It Was Always My Choice to Make
It Was Always My Choice to Make
A ship at sea. Date: January 14, 2018 Author: Live Your Wage
I’m in the bowels of a large ocean liner steaming across the open sea. My heart is pounding and my arms ache. I’ve been shoveling coal from giant reservoirs into the furnace. Me and dozens of workers are in a giant boiler room and have been shoveling non-stop for 10 hours. (1)
The burning coal provides the steam that turns the 8 giant 30-foot pistons just behind our massive boiler room. The pistons in turn rotate the two enormous propellers just aft of the ship. The more coal, the more steam. The more steam, the more pressure to turn the pistons and apply power to the propellers – and the faster we get to our destination.
But I don’t know where our destination is? The captain from his perch in the pilot house has voiced on more than one occasion that the destination is a tropical island of unbelievable beauty. The passengers have all paid good money to visit this place.
And to stay on schedule the ship must travel as fast as possible. Requests for more coal and more steam are a common refrain from the pilot house.
So I dig and shovel. Day and night. (2)
Finally the ship arrives. Calls for more coal cease. I can feel the ship slowing as we come into port. I hear the call for passengers to disembark.

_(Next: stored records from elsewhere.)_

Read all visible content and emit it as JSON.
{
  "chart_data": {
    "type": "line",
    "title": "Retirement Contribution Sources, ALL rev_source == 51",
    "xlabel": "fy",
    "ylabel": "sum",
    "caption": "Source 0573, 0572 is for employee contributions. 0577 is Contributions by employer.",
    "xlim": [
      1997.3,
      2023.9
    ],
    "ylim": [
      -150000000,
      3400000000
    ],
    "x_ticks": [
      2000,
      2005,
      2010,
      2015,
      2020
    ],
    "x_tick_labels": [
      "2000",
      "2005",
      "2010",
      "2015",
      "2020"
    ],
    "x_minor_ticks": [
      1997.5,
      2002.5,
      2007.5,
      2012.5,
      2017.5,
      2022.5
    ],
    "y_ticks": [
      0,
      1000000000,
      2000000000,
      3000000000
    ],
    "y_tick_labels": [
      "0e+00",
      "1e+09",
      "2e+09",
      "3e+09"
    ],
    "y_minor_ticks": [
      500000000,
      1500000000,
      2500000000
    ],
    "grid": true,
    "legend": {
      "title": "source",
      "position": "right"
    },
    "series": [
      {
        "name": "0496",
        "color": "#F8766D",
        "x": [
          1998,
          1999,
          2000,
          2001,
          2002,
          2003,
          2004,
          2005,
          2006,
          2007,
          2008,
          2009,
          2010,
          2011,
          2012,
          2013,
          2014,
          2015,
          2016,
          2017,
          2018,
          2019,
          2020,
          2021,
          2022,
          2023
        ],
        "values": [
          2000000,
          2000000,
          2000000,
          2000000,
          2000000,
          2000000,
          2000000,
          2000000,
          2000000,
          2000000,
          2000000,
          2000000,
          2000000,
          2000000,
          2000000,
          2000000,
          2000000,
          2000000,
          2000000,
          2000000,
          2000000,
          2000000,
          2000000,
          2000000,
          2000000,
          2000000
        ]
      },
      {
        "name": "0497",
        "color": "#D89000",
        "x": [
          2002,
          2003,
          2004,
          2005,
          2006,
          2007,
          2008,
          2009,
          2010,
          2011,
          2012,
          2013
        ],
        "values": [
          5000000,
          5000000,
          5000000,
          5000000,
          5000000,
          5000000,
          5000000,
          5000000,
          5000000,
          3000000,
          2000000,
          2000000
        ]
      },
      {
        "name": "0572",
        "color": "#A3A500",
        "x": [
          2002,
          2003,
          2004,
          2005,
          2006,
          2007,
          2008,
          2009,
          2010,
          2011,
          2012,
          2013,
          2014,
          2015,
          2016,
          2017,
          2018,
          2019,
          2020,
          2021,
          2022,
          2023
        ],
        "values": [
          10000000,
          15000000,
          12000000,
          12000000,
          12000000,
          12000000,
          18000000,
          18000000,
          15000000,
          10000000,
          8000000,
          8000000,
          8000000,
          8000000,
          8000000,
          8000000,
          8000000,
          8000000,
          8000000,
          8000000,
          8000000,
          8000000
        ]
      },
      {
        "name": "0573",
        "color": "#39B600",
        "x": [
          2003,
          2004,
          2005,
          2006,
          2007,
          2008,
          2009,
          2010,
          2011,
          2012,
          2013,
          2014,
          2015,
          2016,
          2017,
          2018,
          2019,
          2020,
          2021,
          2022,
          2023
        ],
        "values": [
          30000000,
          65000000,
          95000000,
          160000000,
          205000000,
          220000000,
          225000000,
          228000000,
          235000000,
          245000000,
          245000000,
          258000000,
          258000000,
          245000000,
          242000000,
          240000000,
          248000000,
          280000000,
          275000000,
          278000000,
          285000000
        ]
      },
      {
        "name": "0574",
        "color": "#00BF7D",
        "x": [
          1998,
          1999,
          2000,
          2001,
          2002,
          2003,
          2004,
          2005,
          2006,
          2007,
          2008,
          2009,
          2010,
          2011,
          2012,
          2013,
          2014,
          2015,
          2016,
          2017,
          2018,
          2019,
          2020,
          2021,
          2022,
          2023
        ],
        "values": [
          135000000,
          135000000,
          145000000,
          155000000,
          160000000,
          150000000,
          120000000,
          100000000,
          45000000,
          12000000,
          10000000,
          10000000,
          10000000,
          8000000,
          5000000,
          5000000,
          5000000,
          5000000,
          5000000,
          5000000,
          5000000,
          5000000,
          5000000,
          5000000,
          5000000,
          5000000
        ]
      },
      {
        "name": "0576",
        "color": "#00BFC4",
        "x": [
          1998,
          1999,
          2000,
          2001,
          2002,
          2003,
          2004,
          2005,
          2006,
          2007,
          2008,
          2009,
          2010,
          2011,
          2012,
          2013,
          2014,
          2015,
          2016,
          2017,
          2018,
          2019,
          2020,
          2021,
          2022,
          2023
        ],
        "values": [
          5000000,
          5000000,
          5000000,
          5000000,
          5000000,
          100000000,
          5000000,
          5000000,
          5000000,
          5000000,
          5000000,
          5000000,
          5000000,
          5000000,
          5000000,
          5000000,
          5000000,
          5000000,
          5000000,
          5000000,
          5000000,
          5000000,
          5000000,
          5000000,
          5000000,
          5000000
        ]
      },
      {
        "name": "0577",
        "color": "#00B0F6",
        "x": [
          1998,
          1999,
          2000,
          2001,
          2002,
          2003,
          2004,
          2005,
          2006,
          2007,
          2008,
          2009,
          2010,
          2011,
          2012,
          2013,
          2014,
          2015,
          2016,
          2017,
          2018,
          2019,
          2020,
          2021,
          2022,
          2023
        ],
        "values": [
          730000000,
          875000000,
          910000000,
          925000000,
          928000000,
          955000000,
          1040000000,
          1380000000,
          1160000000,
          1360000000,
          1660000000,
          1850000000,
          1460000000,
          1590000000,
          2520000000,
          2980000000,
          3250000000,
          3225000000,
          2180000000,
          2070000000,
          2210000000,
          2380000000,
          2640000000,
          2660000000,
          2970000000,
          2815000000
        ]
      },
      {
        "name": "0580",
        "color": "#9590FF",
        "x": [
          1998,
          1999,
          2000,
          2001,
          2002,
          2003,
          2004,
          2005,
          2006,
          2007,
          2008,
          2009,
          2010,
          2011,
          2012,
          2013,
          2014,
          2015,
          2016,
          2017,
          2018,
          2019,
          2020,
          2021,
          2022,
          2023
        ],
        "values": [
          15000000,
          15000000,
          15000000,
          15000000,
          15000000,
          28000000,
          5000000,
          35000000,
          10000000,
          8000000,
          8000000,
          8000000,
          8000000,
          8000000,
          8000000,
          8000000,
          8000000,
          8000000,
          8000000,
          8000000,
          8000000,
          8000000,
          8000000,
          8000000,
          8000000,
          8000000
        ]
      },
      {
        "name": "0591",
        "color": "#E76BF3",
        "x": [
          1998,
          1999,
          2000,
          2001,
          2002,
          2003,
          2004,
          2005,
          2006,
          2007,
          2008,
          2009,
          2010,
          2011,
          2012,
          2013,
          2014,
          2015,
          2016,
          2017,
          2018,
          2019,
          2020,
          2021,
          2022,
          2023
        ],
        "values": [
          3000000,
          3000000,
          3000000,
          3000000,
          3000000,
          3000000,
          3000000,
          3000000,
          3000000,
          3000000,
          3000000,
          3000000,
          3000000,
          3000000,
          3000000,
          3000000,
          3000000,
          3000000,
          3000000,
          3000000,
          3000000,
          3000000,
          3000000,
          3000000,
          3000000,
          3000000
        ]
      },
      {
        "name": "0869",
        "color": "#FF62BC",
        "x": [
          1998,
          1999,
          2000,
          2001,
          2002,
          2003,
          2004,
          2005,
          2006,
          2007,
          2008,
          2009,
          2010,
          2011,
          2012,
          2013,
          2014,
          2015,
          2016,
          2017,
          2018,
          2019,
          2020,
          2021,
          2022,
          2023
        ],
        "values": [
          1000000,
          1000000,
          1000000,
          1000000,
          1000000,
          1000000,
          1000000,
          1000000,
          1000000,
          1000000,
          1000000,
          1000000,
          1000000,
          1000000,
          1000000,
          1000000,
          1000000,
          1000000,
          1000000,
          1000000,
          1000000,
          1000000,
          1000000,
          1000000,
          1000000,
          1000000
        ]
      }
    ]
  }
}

But I am not offered that option. I am not a passenger.
My orders are to transfer more coal from the main depot in another part of the ship to the large reservoirs in the boiler room to make ready for the next part of the journey.
The task takes most of the day. I never glimpse a window. I never get a peek at the glorious island just outside, let alone set foot in the soft sands.
In fact, the scenery for me is no different here than when we were in the middle of the ocean or even back at our original port. I’d be hard pressed to prove that any change in location had occurred at all.
Abruptly I hear the captain call for engine preparations as the passengers begin returning to the ship. We’ll be leaving port in a matter of minutes. That’s when two very powerful revelations erupt within me.
First, if I never get to see or experience the destination, then the destination doesn’t actually matter.
Sure, it matters to the passengers who are paying good money to get there, and those wages trickle down into my salary, which I value greatly. But does the invisible destination impact or change me in any way? Would it be any different if the destination was a polluted backwater with overgrown brush and rocky beaches?
If you never see the destination, the destination loses all meaning.
The fact that the destination is a wonderful tropical island is just a means of getting passengers to pay money to board the ship. To me, the destination no longer matters. Just the money.
The second revelation is I realize what moves the ship.